Despite the levity, the man adheres to a peculiarly straitlaced code. For example, he refuses to enter long-driving contests, even though he would be favored to win, because he thinks they are inequitable: Most players have no chance of winning. "The money should go into tournament purses," he says. He also refuses to employ the latest equipment rage on tour—"square grooves," irons with faces that allow a player to stop a shot on a dime. "They're not fair," says Norman, even though he knows he could lower his scores with them. And he refuses to renounce his Australian citizenship just to dodge the 62% tax bracket to which his country subjects him.
"That's just how I am," says Norman. "If I think it's wrong, I don't care, I won't do it. But it works the other way, too. If I think something is O.K., like driving my Ferrari fast, I'll do it."
Last year, after he built his Orlando house, he had a flagpole installed in front and ran up both the Australian and American flags. Soon he received a letter, unsigned, complaining that the Australian flag was flying above the Stars and Stripes.
Norman shrugged. He put in another flagpole. But inadvertently, the new staff, which held the Australian flag, was a few inches higher than the other. Another anonymous letter of complaint appeared in his mailbox. Now Norman dug in. "You'll notice," he says, "that I haven't changed the flagpole."
Judging from the cavalier, talent-blessed image he projects today, one might think that his rise to golfing stardom came easily for Norman. But he paid his dues. Eleven years ago he started working his way up through the Australian system of professional golf, in which a player, no matter how gifted, has to grovel before he can crawl. "It's not a difficult system, it's impossible," says David Graham, who labored for years as a "trainee" before he came to the U.S. in 1970. In Australia a golfer must still serve a three-year apprenticeship as an assistant pro, spending long hours in the shop, keeping his nose and the clubs clean, trying to live up to an archaic code written by a group of flinty men who believe that even the exceptional deserve no exception.

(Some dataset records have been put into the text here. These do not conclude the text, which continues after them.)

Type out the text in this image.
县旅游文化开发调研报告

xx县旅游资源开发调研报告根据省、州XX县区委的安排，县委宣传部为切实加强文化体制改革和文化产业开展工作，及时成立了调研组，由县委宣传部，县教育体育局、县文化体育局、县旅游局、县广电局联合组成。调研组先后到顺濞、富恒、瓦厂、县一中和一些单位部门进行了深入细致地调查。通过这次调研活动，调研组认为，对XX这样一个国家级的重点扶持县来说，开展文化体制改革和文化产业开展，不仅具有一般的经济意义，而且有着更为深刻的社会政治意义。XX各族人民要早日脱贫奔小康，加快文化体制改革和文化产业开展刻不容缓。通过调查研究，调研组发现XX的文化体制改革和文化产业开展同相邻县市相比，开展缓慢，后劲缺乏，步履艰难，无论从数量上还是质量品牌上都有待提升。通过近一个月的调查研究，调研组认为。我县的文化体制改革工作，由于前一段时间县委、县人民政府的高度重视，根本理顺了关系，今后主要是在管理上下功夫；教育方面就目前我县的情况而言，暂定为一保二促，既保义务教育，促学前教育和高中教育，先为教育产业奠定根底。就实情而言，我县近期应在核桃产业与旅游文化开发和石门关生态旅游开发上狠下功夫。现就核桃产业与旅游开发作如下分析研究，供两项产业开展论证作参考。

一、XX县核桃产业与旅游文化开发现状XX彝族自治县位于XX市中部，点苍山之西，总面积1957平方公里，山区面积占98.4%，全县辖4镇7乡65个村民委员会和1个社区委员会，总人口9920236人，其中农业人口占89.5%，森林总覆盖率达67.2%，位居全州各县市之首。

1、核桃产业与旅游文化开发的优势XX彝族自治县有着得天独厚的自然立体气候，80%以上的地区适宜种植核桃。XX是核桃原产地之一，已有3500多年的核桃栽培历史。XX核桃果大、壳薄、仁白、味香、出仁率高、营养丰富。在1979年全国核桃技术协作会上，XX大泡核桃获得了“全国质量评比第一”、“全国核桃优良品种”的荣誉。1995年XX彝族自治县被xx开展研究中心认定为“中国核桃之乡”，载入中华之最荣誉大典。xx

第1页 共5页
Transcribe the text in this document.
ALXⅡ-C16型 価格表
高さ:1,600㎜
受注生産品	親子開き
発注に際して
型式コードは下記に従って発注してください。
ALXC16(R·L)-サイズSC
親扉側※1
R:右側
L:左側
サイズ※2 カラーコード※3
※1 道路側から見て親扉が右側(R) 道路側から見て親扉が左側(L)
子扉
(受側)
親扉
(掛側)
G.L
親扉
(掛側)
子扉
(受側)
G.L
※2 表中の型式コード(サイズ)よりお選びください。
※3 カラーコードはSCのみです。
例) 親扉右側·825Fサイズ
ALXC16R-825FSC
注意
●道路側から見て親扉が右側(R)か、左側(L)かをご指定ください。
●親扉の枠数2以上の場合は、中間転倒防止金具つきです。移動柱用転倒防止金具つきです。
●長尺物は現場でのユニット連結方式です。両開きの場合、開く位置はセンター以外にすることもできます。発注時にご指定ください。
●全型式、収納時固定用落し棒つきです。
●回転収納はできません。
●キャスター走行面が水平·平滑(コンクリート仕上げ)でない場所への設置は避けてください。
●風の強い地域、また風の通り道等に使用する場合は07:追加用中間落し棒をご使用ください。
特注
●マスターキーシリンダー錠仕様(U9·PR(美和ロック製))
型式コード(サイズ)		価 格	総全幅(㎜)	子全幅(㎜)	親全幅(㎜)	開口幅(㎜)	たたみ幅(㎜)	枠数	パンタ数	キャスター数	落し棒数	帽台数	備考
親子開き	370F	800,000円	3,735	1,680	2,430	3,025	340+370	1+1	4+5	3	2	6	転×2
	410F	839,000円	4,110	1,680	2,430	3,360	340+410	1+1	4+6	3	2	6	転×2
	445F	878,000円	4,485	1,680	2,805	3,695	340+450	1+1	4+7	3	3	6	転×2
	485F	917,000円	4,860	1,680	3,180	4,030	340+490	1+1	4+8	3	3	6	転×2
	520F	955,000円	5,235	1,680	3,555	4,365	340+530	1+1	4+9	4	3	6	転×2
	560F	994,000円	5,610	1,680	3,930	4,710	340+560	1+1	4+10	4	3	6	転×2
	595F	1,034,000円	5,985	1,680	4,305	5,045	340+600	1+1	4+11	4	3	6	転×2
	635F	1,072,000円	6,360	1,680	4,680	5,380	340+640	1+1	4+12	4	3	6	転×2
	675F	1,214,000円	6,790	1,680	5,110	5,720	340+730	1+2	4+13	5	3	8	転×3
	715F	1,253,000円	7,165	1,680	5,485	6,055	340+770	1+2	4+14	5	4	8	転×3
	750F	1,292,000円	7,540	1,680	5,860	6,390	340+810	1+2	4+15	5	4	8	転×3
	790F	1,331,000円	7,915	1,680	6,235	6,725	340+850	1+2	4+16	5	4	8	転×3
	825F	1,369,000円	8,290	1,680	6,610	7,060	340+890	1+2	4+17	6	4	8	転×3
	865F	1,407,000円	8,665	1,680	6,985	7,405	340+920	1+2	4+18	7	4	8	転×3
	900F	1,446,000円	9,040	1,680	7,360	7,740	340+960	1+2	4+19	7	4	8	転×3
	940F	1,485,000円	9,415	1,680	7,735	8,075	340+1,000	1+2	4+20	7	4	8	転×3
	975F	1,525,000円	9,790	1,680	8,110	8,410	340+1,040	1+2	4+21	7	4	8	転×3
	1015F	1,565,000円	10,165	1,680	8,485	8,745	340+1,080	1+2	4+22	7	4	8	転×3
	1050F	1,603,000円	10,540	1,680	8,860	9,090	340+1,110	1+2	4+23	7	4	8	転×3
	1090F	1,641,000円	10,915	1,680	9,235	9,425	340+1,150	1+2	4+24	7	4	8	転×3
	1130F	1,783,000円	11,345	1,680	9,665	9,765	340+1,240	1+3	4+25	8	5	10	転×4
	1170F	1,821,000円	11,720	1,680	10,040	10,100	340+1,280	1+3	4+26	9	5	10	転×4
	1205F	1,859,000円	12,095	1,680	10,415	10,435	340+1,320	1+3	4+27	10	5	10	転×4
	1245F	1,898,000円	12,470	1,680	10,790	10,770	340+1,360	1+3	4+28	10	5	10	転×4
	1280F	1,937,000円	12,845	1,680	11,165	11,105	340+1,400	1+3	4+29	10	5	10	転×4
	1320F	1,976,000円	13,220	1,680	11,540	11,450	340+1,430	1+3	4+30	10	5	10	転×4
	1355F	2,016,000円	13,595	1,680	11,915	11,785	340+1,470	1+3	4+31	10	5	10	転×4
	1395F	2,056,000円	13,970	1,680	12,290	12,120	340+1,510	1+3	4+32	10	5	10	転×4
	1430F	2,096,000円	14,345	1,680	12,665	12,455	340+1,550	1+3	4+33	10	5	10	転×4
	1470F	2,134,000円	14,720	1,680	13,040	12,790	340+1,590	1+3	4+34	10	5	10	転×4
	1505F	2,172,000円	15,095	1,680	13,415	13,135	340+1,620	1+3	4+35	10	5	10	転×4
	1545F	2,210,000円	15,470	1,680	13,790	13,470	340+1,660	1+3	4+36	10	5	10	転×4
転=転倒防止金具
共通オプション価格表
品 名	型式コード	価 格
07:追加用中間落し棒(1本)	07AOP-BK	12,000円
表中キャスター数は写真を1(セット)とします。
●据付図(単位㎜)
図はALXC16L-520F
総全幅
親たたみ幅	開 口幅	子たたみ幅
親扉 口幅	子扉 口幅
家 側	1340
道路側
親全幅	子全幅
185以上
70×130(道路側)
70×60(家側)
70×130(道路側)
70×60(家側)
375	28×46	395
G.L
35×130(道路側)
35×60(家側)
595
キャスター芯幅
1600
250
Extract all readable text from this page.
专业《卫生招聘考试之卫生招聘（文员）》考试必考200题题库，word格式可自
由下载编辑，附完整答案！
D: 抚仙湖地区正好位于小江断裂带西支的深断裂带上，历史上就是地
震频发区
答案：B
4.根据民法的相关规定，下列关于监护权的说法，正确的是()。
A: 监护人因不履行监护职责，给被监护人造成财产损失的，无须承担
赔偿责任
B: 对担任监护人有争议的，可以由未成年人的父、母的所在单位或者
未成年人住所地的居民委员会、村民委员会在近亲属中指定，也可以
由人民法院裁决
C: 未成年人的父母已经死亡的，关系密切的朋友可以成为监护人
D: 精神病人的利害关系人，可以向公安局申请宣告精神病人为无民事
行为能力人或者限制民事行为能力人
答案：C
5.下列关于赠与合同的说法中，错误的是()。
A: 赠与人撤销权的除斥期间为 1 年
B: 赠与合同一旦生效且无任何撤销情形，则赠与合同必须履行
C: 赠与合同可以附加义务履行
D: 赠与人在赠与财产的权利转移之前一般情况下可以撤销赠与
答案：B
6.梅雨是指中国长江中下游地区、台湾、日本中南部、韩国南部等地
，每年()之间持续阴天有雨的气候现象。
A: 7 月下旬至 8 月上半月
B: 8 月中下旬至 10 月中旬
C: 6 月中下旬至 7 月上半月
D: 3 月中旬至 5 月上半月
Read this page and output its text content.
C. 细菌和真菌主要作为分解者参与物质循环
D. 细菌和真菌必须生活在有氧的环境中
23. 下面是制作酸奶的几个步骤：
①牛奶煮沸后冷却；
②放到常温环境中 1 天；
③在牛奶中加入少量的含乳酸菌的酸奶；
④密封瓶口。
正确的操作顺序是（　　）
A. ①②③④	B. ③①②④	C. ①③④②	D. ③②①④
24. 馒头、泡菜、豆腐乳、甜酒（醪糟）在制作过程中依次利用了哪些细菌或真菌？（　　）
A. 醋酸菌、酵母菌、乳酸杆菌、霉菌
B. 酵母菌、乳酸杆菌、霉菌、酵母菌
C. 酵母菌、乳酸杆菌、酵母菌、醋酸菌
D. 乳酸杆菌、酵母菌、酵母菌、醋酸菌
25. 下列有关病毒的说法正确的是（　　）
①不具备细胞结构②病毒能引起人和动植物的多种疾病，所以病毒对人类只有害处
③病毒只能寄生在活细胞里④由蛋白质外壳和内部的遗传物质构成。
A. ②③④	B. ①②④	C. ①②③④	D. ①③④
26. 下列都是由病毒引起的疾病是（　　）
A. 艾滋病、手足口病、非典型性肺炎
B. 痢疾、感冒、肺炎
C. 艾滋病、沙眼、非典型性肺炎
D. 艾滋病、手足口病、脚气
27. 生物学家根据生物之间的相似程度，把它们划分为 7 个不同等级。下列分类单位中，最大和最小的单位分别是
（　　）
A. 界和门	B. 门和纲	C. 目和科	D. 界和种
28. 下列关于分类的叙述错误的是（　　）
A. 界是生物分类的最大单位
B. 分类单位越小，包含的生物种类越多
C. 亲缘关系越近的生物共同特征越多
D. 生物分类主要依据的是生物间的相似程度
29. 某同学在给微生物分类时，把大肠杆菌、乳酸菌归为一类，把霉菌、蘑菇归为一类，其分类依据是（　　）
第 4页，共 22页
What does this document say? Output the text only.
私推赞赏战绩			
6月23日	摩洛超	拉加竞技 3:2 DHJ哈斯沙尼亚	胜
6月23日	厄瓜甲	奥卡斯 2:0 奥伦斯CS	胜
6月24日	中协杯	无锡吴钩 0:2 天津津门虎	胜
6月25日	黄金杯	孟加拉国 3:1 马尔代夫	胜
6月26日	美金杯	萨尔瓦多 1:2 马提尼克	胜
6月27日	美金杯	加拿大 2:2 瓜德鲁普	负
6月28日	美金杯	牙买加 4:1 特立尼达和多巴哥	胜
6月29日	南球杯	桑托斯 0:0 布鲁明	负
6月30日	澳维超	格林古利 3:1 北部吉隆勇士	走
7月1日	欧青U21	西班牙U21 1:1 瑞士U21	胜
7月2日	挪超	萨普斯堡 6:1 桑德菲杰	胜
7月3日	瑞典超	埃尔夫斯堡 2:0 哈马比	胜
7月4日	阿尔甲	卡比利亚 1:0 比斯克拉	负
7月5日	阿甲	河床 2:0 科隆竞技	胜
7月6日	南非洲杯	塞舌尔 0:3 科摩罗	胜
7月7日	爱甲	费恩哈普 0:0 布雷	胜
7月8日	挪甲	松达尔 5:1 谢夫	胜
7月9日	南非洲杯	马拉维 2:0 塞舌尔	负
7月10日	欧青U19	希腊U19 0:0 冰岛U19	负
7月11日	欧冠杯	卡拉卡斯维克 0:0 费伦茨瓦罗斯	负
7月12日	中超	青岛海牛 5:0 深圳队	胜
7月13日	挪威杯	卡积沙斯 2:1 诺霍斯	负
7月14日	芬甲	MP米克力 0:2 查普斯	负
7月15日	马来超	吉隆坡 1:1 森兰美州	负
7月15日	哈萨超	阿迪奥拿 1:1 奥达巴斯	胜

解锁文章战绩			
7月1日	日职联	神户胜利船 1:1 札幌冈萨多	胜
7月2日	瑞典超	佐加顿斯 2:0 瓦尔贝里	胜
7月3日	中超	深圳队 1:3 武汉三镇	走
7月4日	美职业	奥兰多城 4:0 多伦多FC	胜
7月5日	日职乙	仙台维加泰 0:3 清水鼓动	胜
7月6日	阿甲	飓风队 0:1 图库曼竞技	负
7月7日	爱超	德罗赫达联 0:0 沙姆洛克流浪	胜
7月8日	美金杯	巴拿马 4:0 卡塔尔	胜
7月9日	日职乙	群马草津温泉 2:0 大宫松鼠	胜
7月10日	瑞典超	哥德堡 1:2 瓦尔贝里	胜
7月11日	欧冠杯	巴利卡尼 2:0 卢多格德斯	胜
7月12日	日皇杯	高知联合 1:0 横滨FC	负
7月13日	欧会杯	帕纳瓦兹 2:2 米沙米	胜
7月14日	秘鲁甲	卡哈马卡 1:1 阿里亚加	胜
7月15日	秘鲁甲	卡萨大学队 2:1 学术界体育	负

The Normans were a middle-class family. Greg's father, Merv, was a mining engineer. Greg's first handshake with golf was rather late. It came around his 15th birthday in Brisbane when—after a busy adolescence as a gifted athlete adept at everything from surfing and swimming to waterskiing, rugby, Australian Rules football, cricket and running races—he caddied for his mother, Toini, a three-handicapper, at a public course she frequented. Greg pulled his mother's golf trolley. Then, while Mum was taking tea in the clubhouse, he played two holes, the results of which he has forgotten. He does, however, remember his first regulation 18 holes: He shot a 108.
Enamored of a game he could attack with all of his considerable enthusiasm and energy, he slipped Nicklaus's instruction book, Golf My Way, inside his physics text, pretending to do his homework while secretly studying the game's rudiments. After graduating from high school, he took a job loading trucks. The work helped build up his strength, and the hours were right. After work he would hit balls until dark. While he was an amateur, no one could touch him. At 17 he was a scratch player; at 20 he turned pro. The Australian press got a look at his blond hair and sledgehammer drives and tagged him the next Nicklaus.
In one of his first tournaments, Norman arrived at the course to learn that the early leader had come in with a 67. "That's a pretty good score," he told himself. "I'll have to beat it." He went out and shot a 64.
"People say I'm a natural golfer," says Norman. "They have no idea of what went into it." Norman spent time as a pro trainee in Sydney, rising each day at 4 a.m. to get in a couple of hours of practice before work. Then, after a long day in the shop, he would go out and pick up several thousand balls from the practice range, finishing around 11 p.m. The work was hard, but more frustrating were the golf officials who would not give him the necessary waiver to play in national tournaments. It was as if he were in prison: three years as an apprentice.
In his frustration, Norman moved back to Brisbane, where he became the protégé of a crusty, jockey-sized fellow named Charlie Earp. Earp was the pro at the Royal Queensland Golf Club and he made a deal with Norman: Take a pay cut, from $38 to $32 a week, and every other day he could work half a day in the shop and practice in the afternoon. "But if I see you going out the club gate at noon, then keep going, because you're finished," Earp told him. To this day Norman keeps a golf diary in which he carefully records his practice time and progress, something Earp insisted on. During his days with Earp, Norman had another ledger to keep track of his gambling wins and losses. He would tee up in $100 Nassaus, sometimes playing for $1,000 in an afternoon. "Back then, I was like a wild dog on a leash," he says.